そんな会話が背後から耳に入って、仲良く見えるのかと照れくさくなってしまった。


――とりあえず一件落着、かな。


薄暗い場所から再び出店が並ぶ通りに入り、賑やかな雰囲気にやっと胸を撫で下ろすと、急にお腹が空腹を訴える。


「あーっお腹空いた! 何か食べようよ」

「……だね」

「おにいちゃん、イカ焼き食べたいっ」


渋いな。さすが米好きなだけある……って、あれ?


「湊ちゃん、わたあめは?」


駆けだした時は、確かまだ持っていたはずだけど……もう食べたのかな。


「さっきの、髪長いほうのおにぃちゃんに食べられたよ?」

「「……」」


いや、まあ、迷惑かけたんだし……わたあめくらい、ね。


「あとね、あとねっ! シャテキしたいのっ」


ご飯を買いに足を進めると、湊ちゃんには似合わなそうな言葉が出てきた。


「射的? 何でまた」

「さっきのクマさん、それで取ったって教えてくれた!」


ああ、なるほど。

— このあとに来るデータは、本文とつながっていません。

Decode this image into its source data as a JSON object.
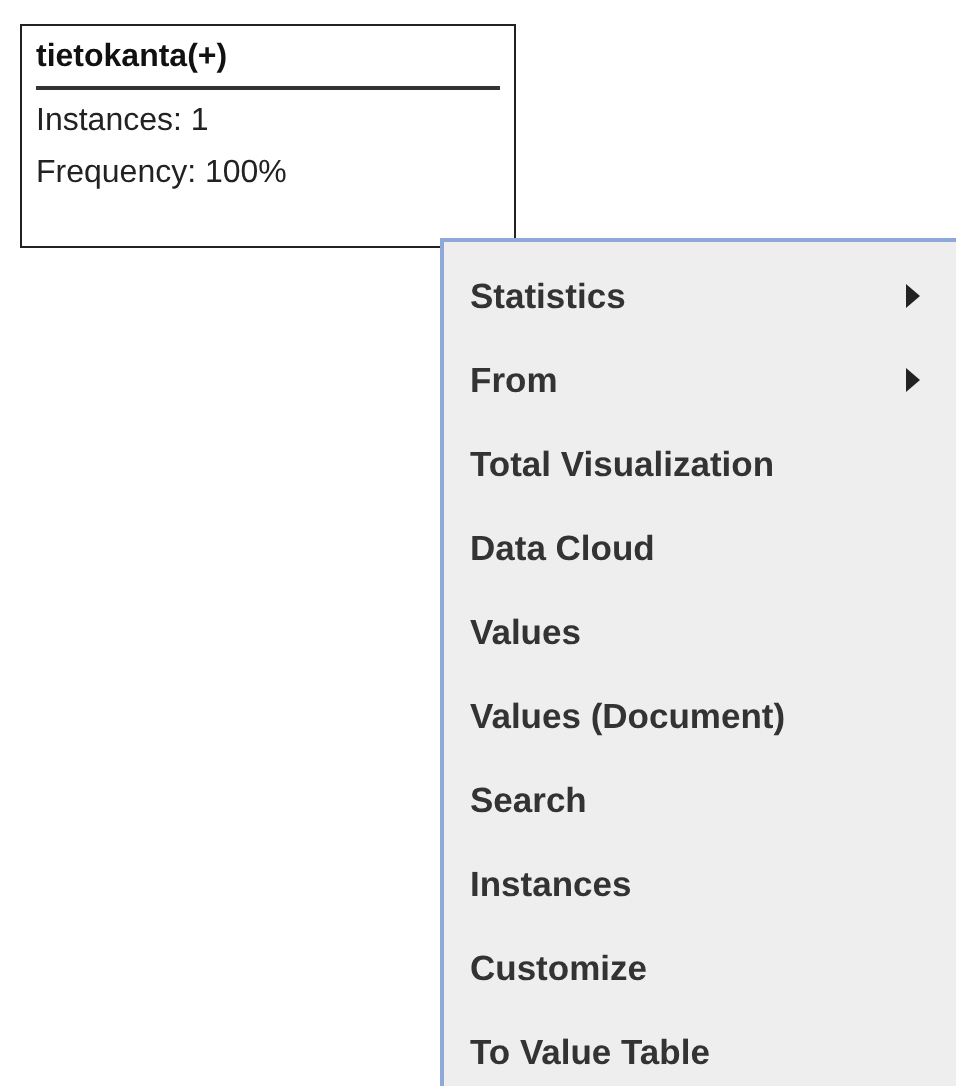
{
  "node": {
    "title": "tietokanta(+)",
    "lines": [
      "Instances: 1",
      "Frequency: 100%"
    ]
  },
  "menu": {
    "items": [
      {
        "label": "Statistics",
        "submenu": true
      },
      {
        "label": "From",
        "submenu": true
      },
      {
        "label": "Total Visualization",
        "submenu": false
      },
      {
        "label": "Data Cloud",
        "submenu": false
      },
      {
        "label": "Values",
        "submenu": false
      },
      {
        "label": "Values (Document)",
        "submenu": false
      },
      {
        "label": "Search",
        "submenu": false
      },
      {
        "label": "Instances",
        "submenu": false
      },
      {
        "label": "Customize",
        "submenu": false
      },
      {
        "label": "To Value Table",
        "submenu": false
      }
    ]
  }
}
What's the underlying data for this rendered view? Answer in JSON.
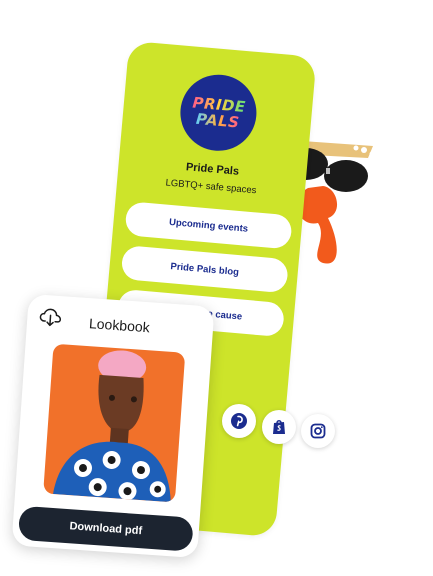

あれだけ大きかったら狙い放題な気がするけど、どこにあるんだろう。


「じゃあご飯食べたら探してみよっか。きっとお兄ちゃんが好きなもの何でも取ってくれるよ」

「ほんと!? やったぁ」


「え」というモモの声は聞こえていたけど、あたしはハードルを上げるだけ上げて、湊ちゃんに微笑み返すだけだった。



その後はそれぞれ食べたいものを買って、普段いつでも食べられるものばかりなのに、どうしてこんなに美味しく感じるんだろうと思いながらお腹を満たした。


時たま写真を取りながら夏祭りの思い出を刻むあたしはきっと、終始笑顔だったと思う。